Following a warning letter, the FDA may escalate its enforcement by going to the Department of Justice, getting a search warrant and seizing the offending products, or using a consent decree to bring companies into compliance, the attorney added.

A close up of a person wearing a wristband, holding a phone, with a text overlay that says: "Today's reading 118/78."

Whoop promoted its blood pressure insights feature in May.

Retrieved from Whoop on December 08, 2025

 

How the FDA regulates wellness features

The FDA has typically taken an enforcement discretion approach with wellness features.
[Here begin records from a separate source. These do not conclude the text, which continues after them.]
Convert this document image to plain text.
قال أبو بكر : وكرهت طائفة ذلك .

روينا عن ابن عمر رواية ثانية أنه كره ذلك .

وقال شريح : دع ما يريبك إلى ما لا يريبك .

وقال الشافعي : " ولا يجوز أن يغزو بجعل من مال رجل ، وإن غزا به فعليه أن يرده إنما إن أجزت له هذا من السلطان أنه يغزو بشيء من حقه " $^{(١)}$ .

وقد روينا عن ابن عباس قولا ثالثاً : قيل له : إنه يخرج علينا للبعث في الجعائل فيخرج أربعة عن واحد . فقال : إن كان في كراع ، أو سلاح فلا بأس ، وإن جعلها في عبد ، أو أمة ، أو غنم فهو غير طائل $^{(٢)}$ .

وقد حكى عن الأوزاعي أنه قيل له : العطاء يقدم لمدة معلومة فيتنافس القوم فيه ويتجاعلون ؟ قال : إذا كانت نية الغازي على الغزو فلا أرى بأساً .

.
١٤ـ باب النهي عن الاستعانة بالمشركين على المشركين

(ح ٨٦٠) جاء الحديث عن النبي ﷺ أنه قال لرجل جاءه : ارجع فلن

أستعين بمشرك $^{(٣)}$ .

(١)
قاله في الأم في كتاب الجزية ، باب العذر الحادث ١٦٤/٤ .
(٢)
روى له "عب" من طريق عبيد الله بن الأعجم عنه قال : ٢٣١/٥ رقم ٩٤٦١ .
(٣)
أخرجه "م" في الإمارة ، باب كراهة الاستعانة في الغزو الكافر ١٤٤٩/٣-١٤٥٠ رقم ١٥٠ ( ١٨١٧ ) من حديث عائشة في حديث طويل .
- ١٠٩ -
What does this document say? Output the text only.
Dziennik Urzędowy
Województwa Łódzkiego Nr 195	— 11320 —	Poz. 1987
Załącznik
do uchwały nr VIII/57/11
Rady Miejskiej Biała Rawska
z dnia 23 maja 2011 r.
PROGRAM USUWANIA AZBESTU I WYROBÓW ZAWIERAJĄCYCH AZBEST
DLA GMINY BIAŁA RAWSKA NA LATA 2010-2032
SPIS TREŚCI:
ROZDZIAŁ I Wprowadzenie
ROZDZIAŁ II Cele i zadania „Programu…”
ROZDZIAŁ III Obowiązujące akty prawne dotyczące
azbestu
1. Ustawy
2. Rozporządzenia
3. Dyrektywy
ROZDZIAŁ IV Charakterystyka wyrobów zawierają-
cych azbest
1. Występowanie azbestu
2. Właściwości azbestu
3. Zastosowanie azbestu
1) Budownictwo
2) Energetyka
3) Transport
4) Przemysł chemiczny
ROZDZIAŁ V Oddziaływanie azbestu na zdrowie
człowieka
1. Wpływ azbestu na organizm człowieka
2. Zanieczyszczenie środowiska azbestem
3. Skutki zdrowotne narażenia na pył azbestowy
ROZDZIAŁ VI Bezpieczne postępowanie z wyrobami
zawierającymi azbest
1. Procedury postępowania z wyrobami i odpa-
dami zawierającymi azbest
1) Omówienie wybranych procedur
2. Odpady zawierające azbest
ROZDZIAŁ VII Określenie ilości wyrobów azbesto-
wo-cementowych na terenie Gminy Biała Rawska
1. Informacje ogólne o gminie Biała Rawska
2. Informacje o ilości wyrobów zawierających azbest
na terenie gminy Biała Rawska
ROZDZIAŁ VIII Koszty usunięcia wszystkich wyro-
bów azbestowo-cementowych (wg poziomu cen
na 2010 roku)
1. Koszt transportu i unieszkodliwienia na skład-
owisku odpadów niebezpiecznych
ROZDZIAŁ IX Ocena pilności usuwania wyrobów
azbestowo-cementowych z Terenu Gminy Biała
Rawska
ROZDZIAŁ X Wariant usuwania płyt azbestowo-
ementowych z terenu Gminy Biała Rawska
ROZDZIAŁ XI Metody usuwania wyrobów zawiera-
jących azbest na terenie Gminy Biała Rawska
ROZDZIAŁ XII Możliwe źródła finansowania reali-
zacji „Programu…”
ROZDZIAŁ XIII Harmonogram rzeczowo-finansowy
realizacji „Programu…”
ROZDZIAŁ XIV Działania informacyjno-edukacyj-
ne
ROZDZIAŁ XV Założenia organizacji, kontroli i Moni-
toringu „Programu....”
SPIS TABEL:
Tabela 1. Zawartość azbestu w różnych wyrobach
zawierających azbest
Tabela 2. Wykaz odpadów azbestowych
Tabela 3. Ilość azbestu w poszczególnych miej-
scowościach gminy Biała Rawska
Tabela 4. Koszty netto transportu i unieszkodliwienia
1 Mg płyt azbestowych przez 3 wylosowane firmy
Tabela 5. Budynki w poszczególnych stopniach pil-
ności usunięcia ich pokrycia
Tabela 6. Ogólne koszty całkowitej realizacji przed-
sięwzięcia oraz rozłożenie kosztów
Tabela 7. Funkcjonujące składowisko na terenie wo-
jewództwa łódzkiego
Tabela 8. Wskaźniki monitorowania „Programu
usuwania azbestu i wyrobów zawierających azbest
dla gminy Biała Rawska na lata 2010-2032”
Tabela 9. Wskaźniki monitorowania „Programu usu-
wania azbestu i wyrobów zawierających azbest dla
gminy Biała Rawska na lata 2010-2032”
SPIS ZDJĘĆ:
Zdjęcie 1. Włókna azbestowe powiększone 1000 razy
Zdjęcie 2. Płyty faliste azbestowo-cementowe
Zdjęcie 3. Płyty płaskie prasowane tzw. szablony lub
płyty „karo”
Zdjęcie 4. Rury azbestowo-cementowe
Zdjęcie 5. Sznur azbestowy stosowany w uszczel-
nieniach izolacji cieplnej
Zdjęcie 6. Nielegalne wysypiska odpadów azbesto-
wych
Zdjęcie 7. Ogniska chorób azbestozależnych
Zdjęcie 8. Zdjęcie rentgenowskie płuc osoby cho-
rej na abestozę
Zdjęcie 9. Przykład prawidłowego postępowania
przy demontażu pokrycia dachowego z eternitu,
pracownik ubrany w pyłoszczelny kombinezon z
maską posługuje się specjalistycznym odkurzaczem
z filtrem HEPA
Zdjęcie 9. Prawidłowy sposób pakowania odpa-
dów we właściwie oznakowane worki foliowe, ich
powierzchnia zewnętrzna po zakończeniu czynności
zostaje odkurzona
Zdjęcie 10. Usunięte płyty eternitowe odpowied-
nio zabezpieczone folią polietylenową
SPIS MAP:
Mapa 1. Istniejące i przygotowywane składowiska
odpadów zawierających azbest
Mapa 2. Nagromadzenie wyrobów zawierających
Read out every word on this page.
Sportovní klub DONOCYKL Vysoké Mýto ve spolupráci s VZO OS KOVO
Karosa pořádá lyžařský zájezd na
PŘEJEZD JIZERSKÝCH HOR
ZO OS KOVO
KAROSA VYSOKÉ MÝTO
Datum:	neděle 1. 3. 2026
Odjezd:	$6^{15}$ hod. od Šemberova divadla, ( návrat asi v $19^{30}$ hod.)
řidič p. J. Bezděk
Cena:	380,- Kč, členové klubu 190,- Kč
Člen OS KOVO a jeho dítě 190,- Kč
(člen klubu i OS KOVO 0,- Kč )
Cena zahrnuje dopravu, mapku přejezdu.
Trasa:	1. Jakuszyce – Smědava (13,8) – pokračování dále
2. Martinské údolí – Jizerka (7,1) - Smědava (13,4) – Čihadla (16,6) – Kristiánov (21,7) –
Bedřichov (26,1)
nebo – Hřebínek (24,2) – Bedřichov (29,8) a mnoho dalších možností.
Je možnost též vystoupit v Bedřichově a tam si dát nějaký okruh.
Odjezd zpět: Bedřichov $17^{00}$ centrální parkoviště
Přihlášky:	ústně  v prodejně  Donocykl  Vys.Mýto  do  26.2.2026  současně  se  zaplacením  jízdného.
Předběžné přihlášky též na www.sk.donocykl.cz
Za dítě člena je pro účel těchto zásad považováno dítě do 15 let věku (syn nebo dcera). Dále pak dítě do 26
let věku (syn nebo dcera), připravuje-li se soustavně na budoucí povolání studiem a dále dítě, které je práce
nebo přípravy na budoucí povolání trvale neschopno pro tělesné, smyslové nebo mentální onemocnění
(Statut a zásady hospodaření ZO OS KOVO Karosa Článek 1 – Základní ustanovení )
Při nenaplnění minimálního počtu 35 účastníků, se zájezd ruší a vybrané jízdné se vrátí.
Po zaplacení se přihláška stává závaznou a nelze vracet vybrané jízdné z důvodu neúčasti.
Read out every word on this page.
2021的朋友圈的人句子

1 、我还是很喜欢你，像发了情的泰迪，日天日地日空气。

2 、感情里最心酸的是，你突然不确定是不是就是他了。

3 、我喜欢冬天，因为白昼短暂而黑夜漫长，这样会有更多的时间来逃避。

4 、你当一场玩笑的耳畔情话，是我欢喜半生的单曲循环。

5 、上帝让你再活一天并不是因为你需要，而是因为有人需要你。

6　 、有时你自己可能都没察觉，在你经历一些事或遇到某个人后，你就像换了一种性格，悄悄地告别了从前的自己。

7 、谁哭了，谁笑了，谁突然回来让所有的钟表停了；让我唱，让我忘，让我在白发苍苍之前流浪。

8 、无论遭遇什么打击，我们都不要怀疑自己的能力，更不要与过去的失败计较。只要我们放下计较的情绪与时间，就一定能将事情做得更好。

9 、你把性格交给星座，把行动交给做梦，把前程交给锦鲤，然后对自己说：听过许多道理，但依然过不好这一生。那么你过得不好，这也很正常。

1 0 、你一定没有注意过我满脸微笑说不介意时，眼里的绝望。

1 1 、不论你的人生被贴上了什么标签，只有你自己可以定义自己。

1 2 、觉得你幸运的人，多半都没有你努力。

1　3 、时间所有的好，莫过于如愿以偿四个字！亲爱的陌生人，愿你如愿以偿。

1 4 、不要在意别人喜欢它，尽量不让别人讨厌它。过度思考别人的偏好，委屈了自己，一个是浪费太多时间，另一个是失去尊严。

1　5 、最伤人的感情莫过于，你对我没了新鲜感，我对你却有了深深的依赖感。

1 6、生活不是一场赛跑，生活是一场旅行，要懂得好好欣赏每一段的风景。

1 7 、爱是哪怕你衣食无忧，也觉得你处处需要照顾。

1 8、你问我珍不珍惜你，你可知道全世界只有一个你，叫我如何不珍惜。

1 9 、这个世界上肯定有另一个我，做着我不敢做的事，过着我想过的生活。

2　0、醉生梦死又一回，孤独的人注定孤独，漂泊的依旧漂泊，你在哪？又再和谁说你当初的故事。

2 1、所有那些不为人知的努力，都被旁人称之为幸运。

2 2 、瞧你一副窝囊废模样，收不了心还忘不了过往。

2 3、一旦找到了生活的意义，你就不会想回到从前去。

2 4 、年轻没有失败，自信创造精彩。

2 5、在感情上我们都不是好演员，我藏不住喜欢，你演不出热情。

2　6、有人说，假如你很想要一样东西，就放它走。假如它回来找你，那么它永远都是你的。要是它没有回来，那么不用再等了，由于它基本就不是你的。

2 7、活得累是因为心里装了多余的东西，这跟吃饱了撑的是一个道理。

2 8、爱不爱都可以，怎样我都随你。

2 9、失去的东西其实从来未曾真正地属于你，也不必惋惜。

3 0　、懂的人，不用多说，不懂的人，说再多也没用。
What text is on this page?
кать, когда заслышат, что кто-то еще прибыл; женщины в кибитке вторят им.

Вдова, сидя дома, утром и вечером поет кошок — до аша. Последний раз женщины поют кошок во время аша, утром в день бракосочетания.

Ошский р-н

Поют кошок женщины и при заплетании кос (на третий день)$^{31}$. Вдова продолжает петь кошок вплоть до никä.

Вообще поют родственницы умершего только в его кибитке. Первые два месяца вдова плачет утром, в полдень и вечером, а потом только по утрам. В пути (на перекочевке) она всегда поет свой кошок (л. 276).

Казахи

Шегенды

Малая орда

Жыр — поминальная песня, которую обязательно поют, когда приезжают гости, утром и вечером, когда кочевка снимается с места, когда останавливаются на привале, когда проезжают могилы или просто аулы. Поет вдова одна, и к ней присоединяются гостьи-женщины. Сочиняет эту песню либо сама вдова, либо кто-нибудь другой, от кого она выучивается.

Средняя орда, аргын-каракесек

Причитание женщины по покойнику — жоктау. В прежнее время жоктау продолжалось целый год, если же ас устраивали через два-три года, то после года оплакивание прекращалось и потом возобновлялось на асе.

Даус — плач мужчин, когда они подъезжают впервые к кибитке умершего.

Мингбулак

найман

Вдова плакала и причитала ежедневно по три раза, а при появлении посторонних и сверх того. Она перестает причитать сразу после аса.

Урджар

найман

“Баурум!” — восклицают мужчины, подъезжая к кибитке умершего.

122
The 21st Century Cures Act, which passed in 2016, included a regulatory carve-out for wellness software.

For a product to be considered for general wellness, it must present a low safety risk to users and must not make claims that specifically mention a disease or condition, said Abeba Habtemariam, a partner at Arnold & Porter law firm in Washington, D.C. For example, a feature for stress management would not be regulated, but a feature for anxiety would be a medical device.

“It’s also interesting to think about, if Whoop were to challenge FDA in court, whether FDA’s interpretation of that exception would stand up, because the Cures Act itself doesn’t provide specific criteria for determining whether something is intended for a wellness use,” Habtemariam said. 

The FDA did not respond to MedTech Dive’s request for comment on Whoop’s warning letter and the agency’s next steps.

Other blood pressure wearables hit the market

The fact that other wearable companies have received FDA clearance for blood pressure products could also make it harder for Whoop to claim its feature falls under the wellness exemption.